3.2.2.5. Im gegenständlichen Fall wurden gegen den Rechtsmittelwerber zwar schon geraume Zeit vor der Schubhaftverhängung aufenthaltsbeendende Maßnahmen gesetzt, nämlich ein Aufenthaltsverbot (am 8. Juli 2009) erlassen. In der Folge wurde bei der nigerianischen Botschaft auch die Ausstellung eines Heimreisezertifikates beantragt, das von dieser allerdings erst am 16. März 2010 ausgestellt wurde. Diese Verzögerungen lagen jedoch in erster Linie im Verhalten des Fremden selbst begründet, weil sich dieser einerseits geweigert hat, selbst initiativ an der Feststellung seiner Identität mitzuwirken und dies andererseits der Fremdenpolizeibehörde auch dadurch erschwert hat, dass er die Abnahme seiner Fingerabdrücke und die Vorführung vor die Botschaft mehrmals verzögert hat, etc.

Aufgrund des nunmehr vorliegenden Heimreisezertifikates muss derzeit aber davon ausgegangen werden und dies dem Fremden auch klar sein, dass die fremdenpolizeiliche Maßnahme der zwangsweisen Abschiebung in seinen Heimatstaat bereits unmittelbar vor ihrer tatsächlichen Umsetzung steht.

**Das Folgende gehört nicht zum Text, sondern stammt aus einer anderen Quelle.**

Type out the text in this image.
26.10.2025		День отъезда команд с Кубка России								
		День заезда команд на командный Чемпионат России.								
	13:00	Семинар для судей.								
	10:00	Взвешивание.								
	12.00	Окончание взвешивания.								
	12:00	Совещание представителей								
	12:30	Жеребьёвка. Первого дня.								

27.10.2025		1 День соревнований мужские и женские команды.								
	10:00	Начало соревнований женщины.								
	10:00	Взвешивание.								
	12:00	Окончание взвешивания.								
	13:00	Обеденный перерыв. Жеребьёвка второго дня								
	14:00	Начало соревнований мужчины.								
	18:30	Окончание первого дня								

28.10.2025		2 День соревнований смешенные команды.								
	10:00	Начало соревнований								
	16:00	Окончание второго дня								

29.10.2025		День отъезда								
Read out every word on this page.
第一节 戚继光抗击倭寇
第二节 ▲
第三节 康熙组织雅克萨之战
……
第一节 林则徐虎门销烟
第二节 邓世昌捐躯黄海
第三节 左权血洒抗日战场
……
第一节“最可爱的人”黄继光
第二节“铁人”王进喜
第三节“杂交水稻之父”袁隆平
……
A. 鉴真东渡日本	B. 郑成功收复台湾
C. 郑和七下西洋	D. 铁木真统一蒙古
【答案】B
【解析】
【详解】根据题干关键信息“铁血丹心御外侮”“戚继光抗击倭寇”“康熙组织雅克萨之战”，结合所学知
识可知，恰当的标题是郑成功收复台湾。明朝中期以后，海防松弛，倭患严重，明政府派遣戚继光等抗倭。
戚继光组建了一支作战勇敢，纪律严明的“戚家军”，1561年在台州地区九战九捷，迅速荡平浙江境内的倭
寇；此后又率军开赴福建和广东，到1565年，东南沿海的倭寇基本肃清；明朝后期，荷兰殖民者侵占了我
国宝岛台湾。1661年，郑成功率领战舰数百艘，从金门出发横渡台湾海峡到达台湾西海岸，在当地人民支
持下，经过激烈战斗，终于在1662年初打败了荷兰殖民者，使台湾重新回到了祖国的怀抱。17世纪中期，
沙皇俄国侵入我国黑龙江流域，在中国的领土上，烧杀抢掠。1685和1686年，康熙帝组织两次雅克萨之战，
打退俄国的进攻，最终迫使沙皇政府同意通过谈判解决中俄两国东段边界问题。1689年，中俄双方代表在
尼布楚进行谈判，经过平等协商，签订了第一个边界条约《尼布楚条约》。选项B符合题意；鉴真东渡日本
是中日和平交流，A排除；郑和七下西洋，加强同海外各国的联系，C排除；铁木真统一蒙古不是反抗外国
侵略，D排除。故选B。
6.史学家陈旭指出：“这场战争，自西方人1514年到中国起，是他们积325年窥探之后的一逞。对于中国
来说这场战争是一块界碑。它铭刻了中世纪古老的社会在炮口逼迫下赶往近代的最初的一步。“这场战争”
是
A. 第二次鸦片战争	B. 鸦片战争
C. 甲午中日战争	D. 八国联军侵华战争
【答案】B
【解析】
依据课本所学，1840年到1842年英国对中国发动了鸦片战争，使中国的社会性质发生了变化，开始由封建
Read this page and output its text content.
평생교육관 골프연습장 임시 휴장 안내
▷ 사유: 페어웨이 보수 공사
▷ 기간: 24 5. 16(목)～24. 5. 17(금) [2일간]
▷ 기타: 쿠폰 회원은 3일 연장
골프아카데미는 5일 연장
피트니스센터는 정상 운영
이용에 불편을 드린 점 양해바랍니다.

3.2.2.6. In objektiver Hinsicht wurden von der Fremdenpolizeibehörde der Sache nach weiters die Illegalität der Einreise und des Aufenthalts, die Mittellosigkeit und die fehlende Unterkunftsmöglichkeit als einen Sicherungsbedarf begründende Argumente ins Treffen geführt. Hinzu kommt, dass eine gerichtliche Verurteilung wegen eines Suchtgiftdeliktes zu einer Freiheitsstrafe in einer nicht unbeträchtlichen Höhe (15 Monate, davon 5 Monate unbedingt) vorliegt.

All dem ist der Fremde während des gesamten fremdenpolizeilichen Verfahrens auch nicht entgegen getreten.

3.2.2.7. Eine soziale Integration des Fremden in Österreich kann nach dem von der belangten Behörde vorgelegten Akt ebenfalls nicht konstatiert werden.

3.2.2.8. Davon ausgehend kann es sohin grundsätzlich auch nicht als rechtswidrig angesehen werden, wenn die belangte Behörde im Zuge der gemäß Art. 8 EMRK gebotenen Abwägung im konkret vorliegenden Fall die öffentlichen Interessen an einem geordneten Fremdenwesen gegenüber den dadurch beeinträchtigten privaten Interessen des Beschwerdeführers als höher stehend bewertet hat.

3.2.2.9. Weil der Fremde mittlerweile seinen Status als Asylwerber verloren und damit auch keinen Anspruch auf Aufnahme in die Bundesbetreuung mehr hat (vgl. § 2 Abs. 1 des Grundversorgungsgesetzes, BGBl.Nr. 405/1991, zuletzt geändert durch BGBl.Nr. I 122/2009), kann aus all dem in Verbindung mit seiner offen deklarierten Weigerung, freiwillig in seinen Heimatstaat zurückzukehren, konkret und zugleich mit hoher Wahrscheinlichkeit darauf geschlossen werden, dass er sich umgehend dem behörd­lichen Zugriff zu entziehen versuchen würde, wenn er aus der Schubhaft entlassen werden würde.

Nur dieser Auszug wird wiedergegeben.